Neck pillow purchasers are hanging their heads in defeat and discomfort this month. For the second time in four years, Brookstone has filed for bankruptcy.
The retailer’s demise is a major blow for underprepared travelers and bored spouses in malls and airports across America. For years, Brookstone was a reliable source of last-minute sleep masks and rows of massage chairs. While its airport storefronts offered valuable in-flight comforts for travelers, the true strength of Brookstone was in its mall locations, which offered massage chairs to distract bored mall-goers and displayed frivolous but enticing luxurious to broke people.
In other words, it was peak consumer capitalism.
Brookstone dealt in expensive, redundant novelty items that were fun to hold or feel or sit in for a few minutes as you contemplated the ever-so-slight convenience it might bring to your life. Motion-sensing garbage pails. Husband pillows with cup holders. A two-in-one end table/dog crate. To justify extravagant price tags, they marketed their products as smarter and sleeker, even when they were neither.
And in a bit of cruel capitalistic irony, Brookstone was undone by its smarter, sleeker rivals.

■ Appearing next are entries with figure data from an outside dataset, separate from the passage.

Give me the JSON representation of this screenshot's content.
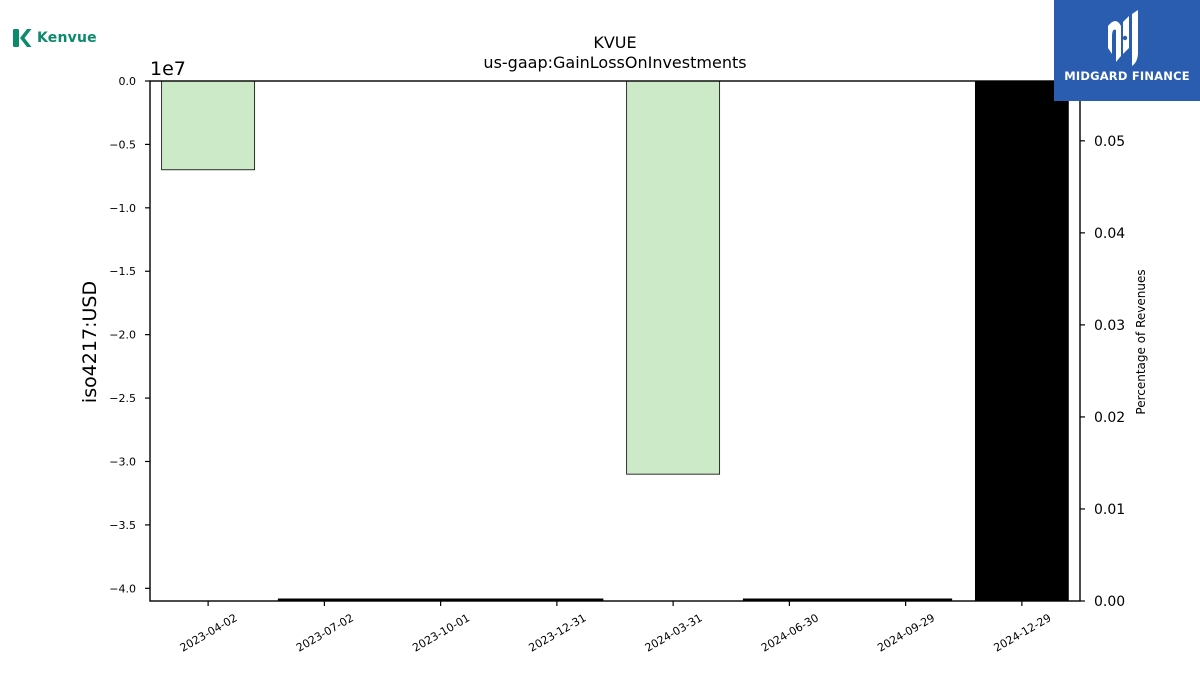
{
  "brands": {
    "left": "Kenvue",
    "right": "MIDGARD FINANCE"
  },
  "chart_data": {
    "type": "bar",
    "title": "KVUE",
    "subtitle": "us-gaap:GainLossOnInvestments",
    "ylabel": "iso4217:USD",
    "y2label": "Percentage of Revenues",
    "offset_label": "1e7",
    "categories": [
      "2023-04-02",
      "2023-07-02",
      "2023-10-01",
      "2023-12-31",
      "2024-03-31",
      "2024-06-30",
      "2024-09-29",
      "2024-12-29"
    ],
    "values": [
      -7000000,
      null,
      null,
      null,
      -31000000,
      null,
      null,
      -41000000
    ],
    "bar_colors": [
      "#cdeac8",
      null,
      null,
      null,
      "#cdeac8",
      null,
      null,
      "#000000"
    ],
    "ylim": [
      -41000000,
      0
    ],
    "yticks": [
      0,
      -5000000,
      -10000000,
      -15000000,
      -20000000,
      -25000000,
      -30000000,
      -35000000,
      -40000000
    ],
    "ytick_labels": [
      "0.0",
      "−0.5",
      "−1.0",
      "−1.5",
      "−2.0",
      "−2.5",
      "−3.0",
      "−3.5",
      "−4.0"
    ],
    "y2lim": [
      0,
      0.0565
    ],
    "y2ticks": [
      0,
      0.01,
      0.02,
      0.03,
      0.04,
      0.05
    ],
    "y2tick_labels": [
      "0.00",
      "0.01",
      "0.02",
      "0.03",
      "0.04",
      "0.05"
    ],
    "baseline_segments": [
      [
        1,
        3
      ],
      [
        5,
        6
      ]
    ],
    "grid": false
  }
}
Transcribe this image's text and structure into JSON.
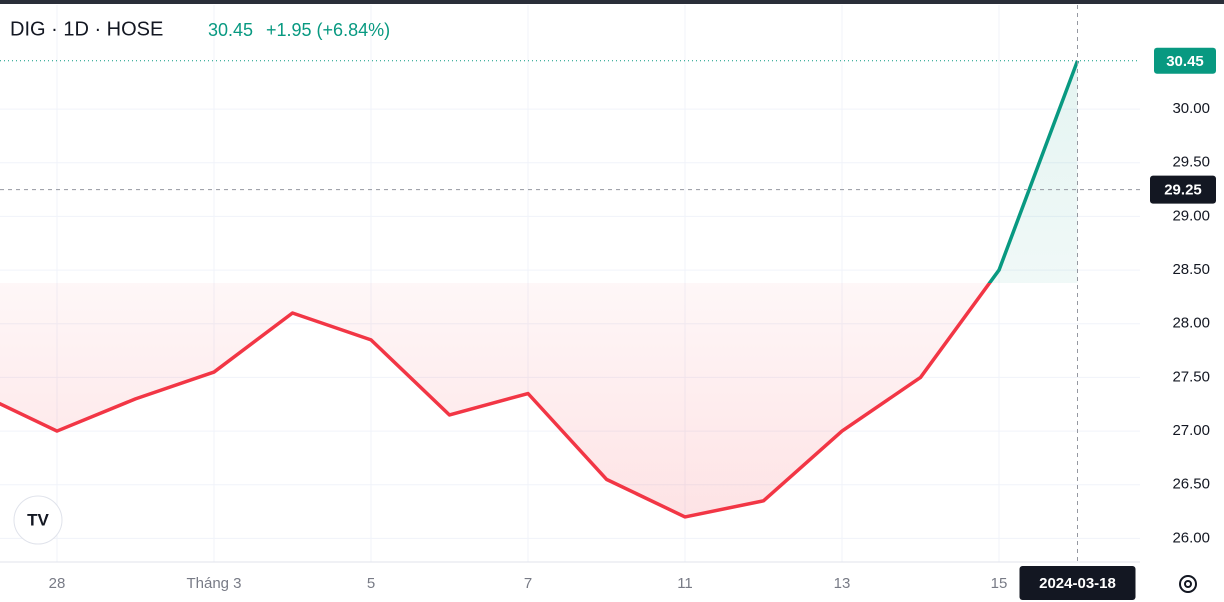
{
  "chart_data": {
    "type": "baseline",
    "symbol": "DIG · 1D · HOSE",
    "price_text": "30.45",
    "change_text": "+1.95 (+6.84%)",
    "categories": [
      null,
      "28",
      null,
      "Tháng 3",
      null,
      "5",
      null,
      "7",
      null,
      "11",
      null,
      "13",
      null,
      "15",
      "2024-03-18"
    ],
    "values": [
      27.35,
      27.0,
      27.3,
      27.55,
      28.1,
      27.85,
      27.15,
      27.35,
      26.55,
      26.2,
      26.35,
      27.0,
      27.5,
      28.5,
      30.45
    ],
    "baseline": 28.38,
    "up_color": "#089981",
    "down_color": "#f23645",
    "ylim": [
      25.78,
      30.97
    ],
    "yticks": [
      {
        "value": 26,
        "label": "26.00"
      },
      {
        "value": 26.5,
        "label": "26.50"
      },
      {
        "value": 27,
        "label": "27.00"
      },
      {
        "value": 27.5,
        "label": "27.50"
      },
      {
        "value": 28,
        "label": "28.00"
      },
      {
        "value": 28.5,
        "label": "28.50"
      },
      {
        "value": 29,
        "label": "29.00"
      },
      {
        "value": 29.5,
        "label": "29.50"
      },
      {
        "value": 30,
        "label": "30.00"
      }
    ],
    "last_price": {
      "value": 30.45,
      "label": "30.45"
    },
    "crosshair": {
      "value": 29.25,
      "label": "29.25",
      "index": 14
    },
    "grid": true
  }
}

People no longer require physical stores to find stupid gadgets they don’t need. Malls are dying, offering experiences ahead of products, and Brookstone is another name on the list of chains struggling in the online shopping era. Amazon and other online retailers have filled the gap, exploiting their egregiously abused workforce to capitalize on consumers’ lack of desire to interact with other living, breathing human beings.
Physical interaction with novelty widgets was Brookstone’s primary appeal. Its employees would zip remote controlled helicopters into mall walkways, hovering over you, inviting you in to imagine the possibilities. What greater thrill could a wayward mall shopper experience than sitting in a $700 massage chair, closing their eyes and imagining it in their own living room? And was there ever a feeling so sweet as gripping one of their thousands of microbead pillows, feeling the tiny foam balls press up against smooth nylon in your hands? It’s no wonder Brookstone marketed them as “fun.”
But that IRL consumer spectacle is all over now that Brookstone will close all of its remaining mall stores. Its airport locations will remain open as the company attempts to find a buyer, but will serve as hollow representations of a consumer era gone by. Excuse me as pour one out from my Guzzle Buddy Wine Glass and weep into my Nap Heated Massage Pillow.